Anyway, this code runs and then the original entity with all the meshes in it is removed from app.root.

      var meshes = this.entity.model.meshInstances;

      var len = meshes.length;

      for (var i = 0;  i < len; i++) {

          var collisionMode = false;

           var meshInstance = meshes[i];

           var name = meshInstance.node.name;

           var newname = "";
           
           //Check and see if this one is a 'cap'
           if (name.substr( name.length - 4, 4) == "_cap") {
               newname = name.substr(0, name.length - 4);
               collisionMode = true;
           }

           // --- create a blank entity
          var entity = new pc.Entity();

            // --- create a blank model
           var model = new pc.Model();
           node = new pc.GraphNode();
           model.graph = node;

           //we need a material to create the mesh, then we'll replace it with the correct one below
           var material = new pc.StandardMaterial();

           //create new meshInstance with mesh property
           var newMeshInstance = new pc.MeshInstance(meshInstance.mesh, material, node);

           model.meshInstances.push(newMeshInstance);

           //Add the newly created model to the entity
           entity.addComponent("model", {
               castShadows: true,
               receiveShadows: true,
           });
           entity.model.model = model;

           //Only create mesh colliders for the 'cap' objects
           if (collisionMode) {

               //Add the collision component, using the model we generated as the mesh
             entity.addComponent('collision', {
                     type: 'mesh'
             });

             entity.collision.data.model = model;
             entity.collision.system.recreatePhysicalShapes(entity.collision);
           }
           
           //Add the material
           for (var j = 0; j < entity.model.meshInstances.length; j++) {
             entity.model.meshInstances[j].material =  meshInstance.material;
          }

           //position and rotate the entity and add it to the app
           var pos = meshInstance.node.getPosition();
           pos.scale(100);
           entity.setPosition(pos);

           entity.setRotation( meshInstance.node.getRotation() );

           this.app.root.addChild(entity);

        }

With the engine only code, how are you loading the model and what is the directory structure of the model, materials and textures?

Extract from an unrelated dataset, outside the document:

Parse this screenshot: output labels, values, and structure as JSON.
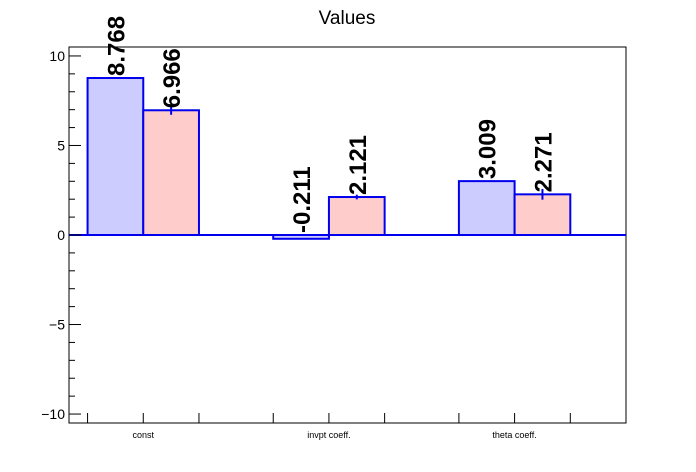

It would be great if an example can be provided of just the Earth model loading with engine only as it’s a bit difficult to guess what might not be happening :sweat_smile:

I am importing the model as a GLB file and expecting that all the materials and textures are embedded in that file and available, which is maybe a bad assumption. Anyway, here’s how the model is loaded:

    var url = "https://storage.googleapis.com/hearmynamefiles/gp/Globe4.glb";
          app.assets.loadFromUrl(url, "container", function (err, asset) {

              //create and add lights and camera (code omitted)

              globe = new pc.Entity();
              globe.addComponent("model", {
                name: "globe",
                  type: "asset",
                  asset: asset.resource.model,
                  castShadows: true,
              });

              // Add the new Entities to the hierarchy
              app.root.addChild(globe);

              //this is where the decompose code posted above runs
              _decomposeEntity(vueApp);
              globe.addComponent("script");
              globe.script.create("decomposeEntity");

             app.root.removeChild(globe);
}

if you import fbx to glb using playcanvas edior, then the textures and materials are stored separately in the editor as separate assets and not in the glb I believe.